専用設計のスチール鋼管フレームに、ロングストロークの前後サスペンションを組み合わせ、前21インチ&後17インチのワイヤースポークホイールで本格オフロードにも余裕で対応する。さらに、ロード/レイン/エンデューロの3つのライディングモードにコーナリングABS&トラコンなど最新の電子制御系も標準装備。クラシカルなルックスにBMWらしい現代的な走行性能と安全性が盛り込まれている。
まず見た目がアドベンチャー好きには堪らない。ビキニカウルが付いた丸型ヘッドライトは、ガストン・ライエが砂漠を越えて勝利したR80G/Sファクトリーマシンを彷彿させる。シンプルな空油冷ボクサーエンジンは低速から粘り強くパンチ力もあり、じわっと出てくるパワーとまったりとした回転フィールが親しみを感じさせてくれる。
R1300GSの怒涛のパワーと剛性感の塊のようなガッチリとした安定感とはひと味もふた味も異なる。どこかふわっとした柔らかい乗り味がイイ感じなのだ。

この感じ、かつての空油冷時代のR1200GSと似ている。それもそのはず、エンジンは2010年にツインカム化された後期型を継承しているではないか。109PSのスペックも同等レベルだ。ハンドリングも大らかで乗り心地も快適。緩やかなワインディングが連なる田舎道がぴったりくる。標準装備のオン・オフタイヤでも普通の林道なら十分に楽しめるはず。

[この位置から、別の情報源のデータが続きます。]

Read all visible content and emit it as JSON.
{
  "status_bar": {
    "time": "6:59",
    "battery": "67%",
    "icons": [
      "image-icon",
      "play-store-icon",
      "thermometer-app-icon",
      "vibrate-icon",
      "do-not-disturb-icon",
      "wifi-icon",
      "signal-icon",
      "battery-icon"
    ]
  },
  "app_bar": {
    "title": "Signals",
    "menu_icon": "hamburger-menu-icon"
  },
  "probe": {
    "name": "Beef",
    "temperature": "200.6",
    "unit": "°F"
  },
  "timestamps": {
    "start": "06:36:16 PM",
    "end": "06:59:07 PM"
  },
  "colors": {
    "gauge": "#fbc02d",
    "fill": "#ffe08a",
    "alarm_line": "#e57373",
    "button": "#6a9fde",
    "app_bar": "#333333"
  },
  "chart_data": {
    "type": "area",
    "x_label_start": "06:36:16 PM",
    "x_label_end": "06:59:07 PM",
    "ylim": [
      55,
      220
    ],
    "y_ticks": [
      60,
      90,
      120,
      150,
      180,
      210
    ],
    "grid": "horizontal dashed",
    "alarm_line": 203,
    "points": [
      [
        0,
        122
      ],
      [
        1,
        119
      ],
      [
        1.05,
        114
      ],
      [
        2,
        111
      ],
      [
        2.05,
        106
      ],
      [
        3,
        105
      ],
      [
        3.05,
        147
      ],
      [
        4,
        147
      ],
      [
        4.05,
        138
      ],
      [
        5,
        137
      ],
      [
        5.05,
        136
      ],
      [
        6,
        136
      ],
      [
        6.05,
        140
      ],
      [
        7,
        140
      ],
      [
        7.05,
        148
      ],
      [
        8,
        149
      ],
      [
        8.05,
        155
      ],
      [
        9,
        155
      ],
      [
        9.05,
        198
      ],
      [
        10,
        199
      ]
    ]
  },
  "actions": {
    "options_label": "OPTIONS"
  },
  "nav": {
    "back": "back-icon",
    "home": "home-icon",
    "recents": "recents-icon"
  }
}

ビキニカウルは最小限なので高速移動には向いてないかもしれないが、適度なサイズ感も含め普段使いやショートツーリングにもおすすめだ。
オフロードもメチャ楽しい。フロントサスペンションがBMW特有のテレレバーではなく通常のテレスコビックで、しかも21インチホイールであることも奏功していると思う。軽量スリムな車体とBMW最長レベルのストローク量を持つ前後サスによる走破性はかなりのもの。

その証拠に専用オフロードコースでもR1300GSと遜色ない走りをしてくれた。というよりも、オフのエキスパートではない自分にとっては、R12G/Sのほうがむしろ扱いやすかったぐらいだ。
だからこそ一歩先に進みたくなる。特にリア18インチにブロックタイヤを履いた「エンデューロ・パッケージ」の完全オフぶりは、歴代GSが築いてきた多目的長距離ツアラーとはややベクトルが異なる立ち位置なのかと思う。
ずばり、オフロードに軸足を置いたレトロ・スポーツなのだ。その意味でトップエンドを狙う水冷GSとは違った楽しみ方ができると思う。